Au nom de cette vérité, il faut rappeler en parallèle que le canton de Vaud est l’un de ceux qui obtiennent à Berne le plus fort taux de régularisations à titre humanitaire. Depuis 2007, ce sont ainsi 740 demandeurs d’asile qui ont bénéficié d’un permis de séjour par ce biais. Cette donnée est sans nul doute gratifiante pour l’avenir des personnes concernées, mais nous tromperions également nos concitoyens en ne polarisant notre politique d’asile que sur cet élément, aussi flatteur soit-il.

En la matière, notre canton prône une approche aussi équilibrée que possible: à la fois humaine et rigoureuse. Ce faisant, l’objectif n’est pas de ménager la chèvre et le chou, mais de mener une politique migratoire tout simplement cohérente. Nul ne comprendrait qu’elle puisse s’exercer de façon indistincte, et finalement injuste, traitant d’égale manière honnêtes gens et criminels. La ligne vaudoise est des plus claires: les étrangers lourdement condamnés ou multirécidivistes, eussent-ils payé leur dette à la société, n’ont pas fait la preuve de leurs bonnes dispositions à l’intégration. Ils doivent dès lors être renvoyés.

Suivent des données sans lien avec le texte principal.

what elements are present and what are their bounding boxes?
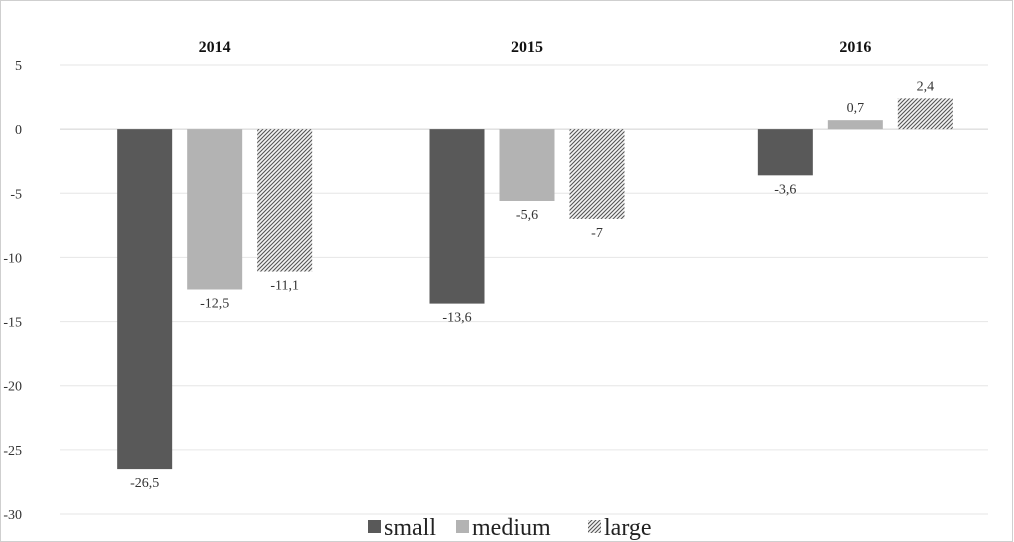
y-tick-label: -5 [10, 187, 22, 202]
data-label: -7 [591, 226, 603, 241]
bar-large [897, 98, 953, 130]
data-label: -26,5 [130, 476, 159, 491]
bar-small [429, 129, 485, 304]
y-tick-label: -20 [3, 380, 22, 395]
y-tick-label: -30 [3, 508, 22, 523]
y-tick-label: -10 [3, 251, 22, 266]
bar-medium [499, 129, 555, 201]
bar-small [117, 129, 173, 470]
y-tick-label: 0 [15, 123, 22, 138]
y-tick-label: -15 [3, 316, 22, 331]
legend-swatch-small [368, 520, 381, 533]
bar-small [757, 129, 813, 176]
bar-medium [827, 120, 883, 130]
data-label: -5,6 [516, 208, 538, 223]
legend-swatch-large [588, 520, 601, 533]
bar-large [569, 129, 625, 219]
legend: small medium large [368, 515, 652, 541]
bar-large [257, 129, 313, 272]
data-label: 2,4 [917, 79, 935, 94]
legend-label-large: large [604, 515, 652, 541]
data-label: -11,1 [270, 279, 299, 294]
data-label: -13,6 [442, 311, 471, 326]
legend-label-medium: medium [472, 515, 551, 541]
data-label: -12,5 [200, 297, 229, 312]
legend-swatch-medium [456, 520, 469, 533]
data-label: -3,6 [774, 182, 796, 197]
y-tick-label: -25 [3, 444, 22, 459]
category-label: 2015 [511, 39, 543, 56]
legend-label-small: small [384, 515, 436, 541]
category-label: 2016 [839, 39, 871, 56]
y-tick-label: 5 [15, 59, 22, 74]
bar-medium [187, 129, 243, 290]
data-label: 0,7 [847, 101, 865, 116]
category-label: 2014 [199, 39, 231, 56]
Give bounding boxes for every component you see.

A battre villes et campagnes vaudoises pour y chercher des places d’hébergement supplémentaires, de séances publiques en débats vigoureux, nous saisissons une sensibilité différente de celle qui émane du mainstream culturel et politique. On y perçoit souvent l’expression diffuse d’un rejet, de frustrations, de peurs individuelles, voire de psychoses collectives. Tous les bons sentiments du monde n’y feront œuvre ni rassurante ni efficace là où la population réclame courage, détermination et vérité.